Dasar Pemikiran Variabel Yang Diteliti

Berdasarkan uraian yang telahdikemukan secara sistematis pada tinjauan pustaka maka telah diidentifikasikan hubungan antar variabel-variabel serta arah hubungan masing-masing yang terlibat dalam penelitian.

Hyperemesis gravidrum adalah muntah yang terjadi sampai umur kehamilan 20 minggu, begitu hebat dimana segala apa yang dimakan dan diminum dimuntahkan sehingga mempengaruhi keadaan umum dan pekerjaan sehari-hari, berat badan menurun, dihidrasi, terhadap aseston dalam urine, bukan karena penyakit seperti appendesitis, pielitis dan sebagainya.

Hyperemesis gravidarum sampai saat ini masih belum diketahui dengan jelas faktor yang menjadi penyebab pastinya, tetapi terdapat tiga etiologi yang diduga mempengaruhi keadaan yakni faktor predisposisi, organik dan psikologik, hyperemesis gravidarum lebih sering terjadi pada kehamilan pertama (primigravida 60 – 80%) dengan kecenderungan berulang pada kehamilan berikut. Selain itu, Hyperemesis Gravidarum juga sering ditemukan pada Mola Hidatidosa (hamil anggur) dan kehamilan ganda (kehamilan multiple).14

   Oleh sebab itu, untuk memudahkan pemahaman tentang keterkaitannya antara variabel-variabel penelitian.

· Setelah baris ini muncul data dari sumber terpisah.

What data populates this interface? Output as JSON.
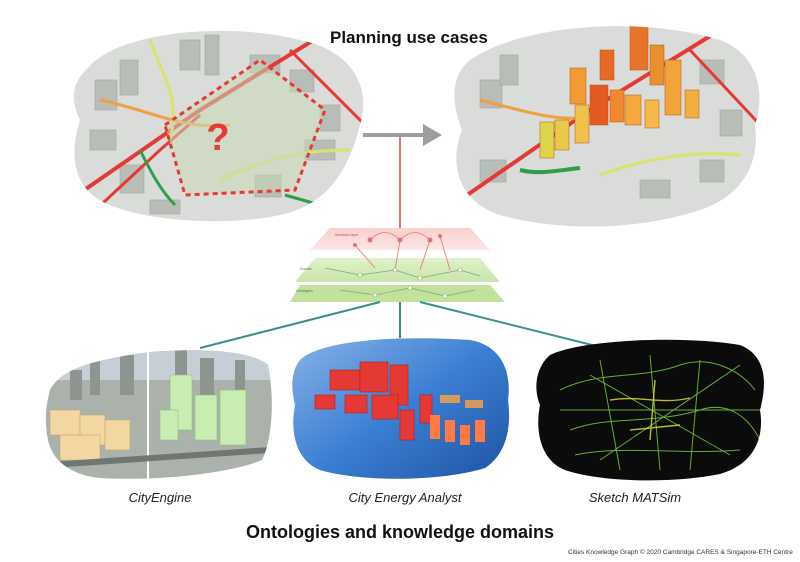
{
  "header": {
    "title_bold": "Planning",
    "title_rest": " use cases"
  },
  "planning": {
    "question_mark": "?"
  },
  "layers": {
    "top_label": "Semantic layer",
    "mid_label": "Domain",
    "bottom_label": "Ontologies"
  },
  "domains": [
    {
      "caption": "CityEngine"
    },
    {
      "caption": "City Energy Analyst"
    },
    {
      "caption": "Sketch MATSim"
    }
  ],
  "footer": {
    "title": "Ontologies and knowledge domains",
    "credit": "Cities Knowledge Graph © 2020 Cambridge CARES & Singapore-ETH Centre"
  }
}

Maka diuraikanlah sebagai berikut :

Umur

Umur adalah keadaan lamanya waktu manusia hidup. dalam kurung waktu reproduksi sehat dikenal bahwa usia aman kehamilan dan persalianan adalah 20-30 tahun, ibu hamil yang  masih berusia belia (kurang dari 20 tahun) atau terlalu tua (lebih dari 35 tahun) mempunyai resiko mengalami hyperemesis gravidarum, serta mempunyai tendensi yang lebih besar untuk melahirkan bayi yang kurang sehat. Hal ini disebabkan karena ibu hamil dengan usia terlalu muda, dari segi biologis pertumbuhan alat/organ reproduksinya belum begitu sempurna dari segi psikis belum matang dalam menghadapi tuntuan beban moril, mental dan emosional, sedang ibu hamil pada usia tua dan sering melahirkan fungsi alat reproduksinya telah mengalami penurunan atau degenerasi.

  1. Pendidikan

          Pendidikan adalah proses pengubahan sikap dan tata laku seseorang atau kelompok orang dalam usaha mendewasakan manusia melalui upaya pengajaran dan pelatihan.

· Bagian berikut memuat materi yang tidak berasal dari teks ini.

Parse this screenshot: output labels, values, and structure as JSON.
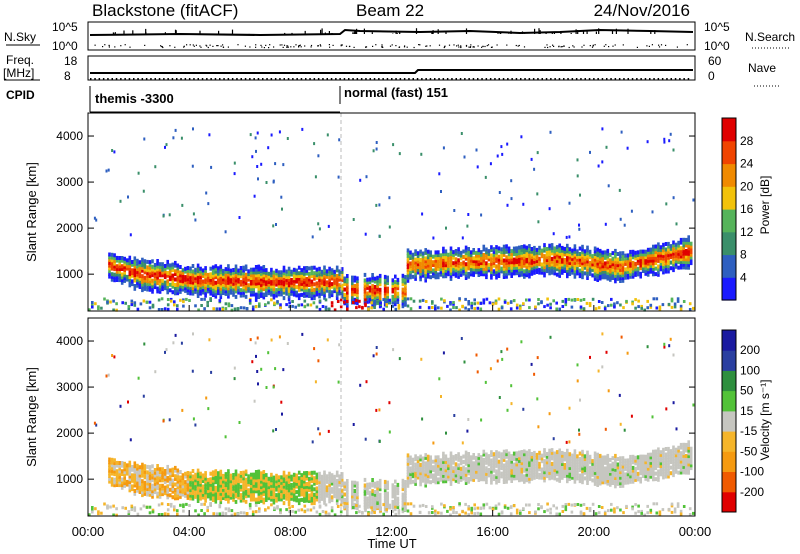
{
  "header": {
    "station": "Blackstone (fitACF)",
    "beam": "Beam 22",
    "date": "24/Nov/2016"
  },
  "summary_panels": {
    "nsky_label": "N.Sky",
    "nsearch_label": "N.Search",
    "nsky_ticks": [
      "10^5",
      "10^0"
    ],
    "nsearch_ticks": [
      "10^5",
      "10^0"
    ],
    "freq_label_1": "Freq.",
    "freq_label_2": "[MHz]",
    "freq_ticks": [
      "18",
      "8"
    ],
    "nave_label": "Nave",
    "nave_ticks": [
      "60",
      "0"
    ],
    "cpid_label": "CPID",
    "cpid_segments": [
      {
        "label": "themis -3300",
        "start_hour": 0
      },
      {
        "label": "normal (fast) 151",
        "start_hour": 10
      }
    ]
  },
  "colors": {
    "power": [
      "#1a1aff",
      "#2e5fc0",
      "#3a8f6a",
      "#55b35a",
      "#f2c20a",
      "#f08a00",
      "#f04400",
      "#e00000"
    ],
    "velocity": [
      "#e00000",
      "#f05a00",
      "#f59a10",
      "#f5b52a",
      "#c6c6c0",
      "#52c238",
      "#2e8f3e",
      "#2a3fa0",
      "#1a1aa0"
    ]
  },
  "chart_data": [
    {
      "type": "heatmap",
      "name": "power",
      "ylabel": "Slant Range [km]",
      "yticks": [
        "1000",
        "2000",
        "3000",
        "4000"
      ],
      "ylim": [
        200,
        4500
      ],
      "xlim_hours": [
        0,
        24
      ],
      "colorbar_label": "Power [dB]",
      "colorbar_ticks": [
        "4",
        "8",
        "12",
        "16",
        "20",
        "24",
        "28"
      ],
      "colorbar_range": [
        0,
        30
      ]
    },
    {
      "type": "heatmap",
      "name": "velocity",
      "ylabel": "Slant Range [km]",
      "yticks": [
        "1000",
        "2000",
        "3000",
        "4000"
      ],
      "ylim": [
        200,
        4500
      ],
      "xlim_hours": [
        0,
        24
      ],
      "colorbar_label": "Velocity [m s⁻¹]",
      "colorbar_ticks": [
        "-200",
        "-100",
        "-50",
        "-15",
        "15",
        "50",
        "100",
        "200"
      ],
      "colorbar_range": [
        -250,
        250
      ]
    }
  ],
  "x_axis": {
    "ticks": [
      "00:00",
      "04:00",
      "08:00",
      "12:00",
      "16:00",
      "20:00",
      "00:00"
    ],
    "label": "Time UT"
  }
}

Pendidikan adalah usaha sadar dan terencana untuk mewujudkan suasana belajar dan proses pembelajaran agar peserta didik secara aktif mengembangkan potensi dirinya untuk memiliki kekuatan spiritual keagamaan, pengendalian diri, kepribadian, kecerdasan, akhlak mulia

serta  keterampilan yang diperlukan dirinya dan masyarakat.

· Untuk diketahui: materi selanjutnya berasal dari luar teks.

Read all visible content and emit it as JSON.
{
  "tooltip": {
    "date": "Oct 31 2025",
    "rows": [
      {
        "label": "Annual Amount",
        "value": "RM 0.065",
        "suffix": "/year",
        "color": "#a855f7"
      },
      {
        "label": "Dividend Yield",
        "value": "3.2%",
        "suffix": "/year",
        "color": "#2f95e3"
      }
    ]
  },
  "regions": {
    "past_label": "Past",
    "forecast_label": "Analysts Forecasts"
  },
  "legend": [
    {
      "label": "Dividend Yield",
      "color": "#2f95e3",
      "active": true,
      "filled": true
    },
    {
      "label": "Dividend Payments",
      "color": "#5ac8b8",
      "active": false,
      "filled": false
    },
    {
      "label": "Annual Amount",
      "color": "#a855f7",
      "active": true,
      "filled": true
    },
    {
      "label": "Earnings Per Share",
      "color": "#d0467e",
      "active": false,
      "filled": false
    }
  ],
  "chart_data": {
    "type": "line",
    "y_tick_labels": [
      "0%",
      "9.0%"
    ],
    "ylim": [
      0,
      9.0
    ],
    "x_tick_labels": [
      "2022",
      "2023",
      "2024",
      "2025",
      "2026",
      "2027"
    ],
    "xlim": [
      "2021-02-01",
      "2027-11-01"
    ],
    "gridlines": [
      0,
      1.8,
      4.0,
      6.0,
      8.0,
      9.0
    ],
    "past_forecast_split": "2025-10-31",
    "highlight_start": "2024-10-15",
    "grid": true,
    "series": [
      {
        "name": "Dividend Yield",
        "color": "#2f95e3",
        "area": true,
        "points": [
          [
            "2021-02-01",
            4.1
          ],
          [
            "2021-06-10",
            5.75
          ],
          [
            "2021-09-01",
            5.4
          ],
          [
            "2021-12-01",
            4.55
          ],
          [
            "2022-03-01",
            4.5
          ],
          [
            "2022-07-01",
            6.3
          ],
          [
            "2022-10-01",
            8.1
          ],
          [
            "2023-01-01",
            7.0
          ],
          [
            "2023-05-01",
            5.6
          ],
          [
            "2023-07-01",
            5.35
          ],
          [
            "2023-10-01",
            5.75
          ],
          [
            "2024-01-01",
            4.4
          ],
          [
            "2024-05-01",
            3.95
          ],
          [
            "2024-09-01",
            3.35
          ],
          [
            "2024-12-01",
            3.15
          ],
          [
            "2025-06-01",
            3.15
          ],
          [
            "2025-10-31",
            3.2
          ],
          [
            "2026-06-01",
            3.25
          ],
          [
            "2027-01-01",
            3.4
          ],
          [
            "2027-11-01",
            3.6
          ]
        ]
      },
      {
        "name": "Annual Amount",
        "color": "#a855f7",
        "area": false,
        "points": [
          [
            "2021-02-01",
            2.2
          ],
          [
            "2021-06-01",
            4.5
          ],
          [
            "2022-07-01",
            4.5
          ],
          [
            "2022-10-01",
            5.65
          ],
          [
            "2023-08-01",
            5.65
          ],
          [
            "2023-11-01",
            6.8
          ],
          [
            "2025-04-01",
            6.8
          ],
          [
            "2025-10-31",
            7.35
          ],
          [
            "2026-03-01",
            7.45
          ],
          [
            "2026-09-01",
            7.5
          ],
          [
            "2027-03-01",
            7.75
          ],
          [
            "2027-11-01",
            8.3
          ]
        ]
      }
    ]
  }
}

Pendidikan yang yang dialami seseorang memiliki pengaruh dan peningkatan berfikir atau dengan kata lain seseorang yang berpendidikan lebih tinggi akan dapat mengambil keputusan yang lebih rasional umumnya terbuka untuk menerima perubahan atau hal yang baru dibandingkan dengan individu yang berpendidikan lebih rendah. Ibu hamil dengan pendidikan yang lebih tinggi mampu menerima motivasi dalam mememfaatkan pelayanan ANC sehinnga potensial mengalami hyperemesis Gravidarum lebih sedikit di banding ibu yang mempuyai pendidikan rendah hal ini di dasari oleh konsep pemeikiran yang menjadi dasar perilaku ibu selama hamil.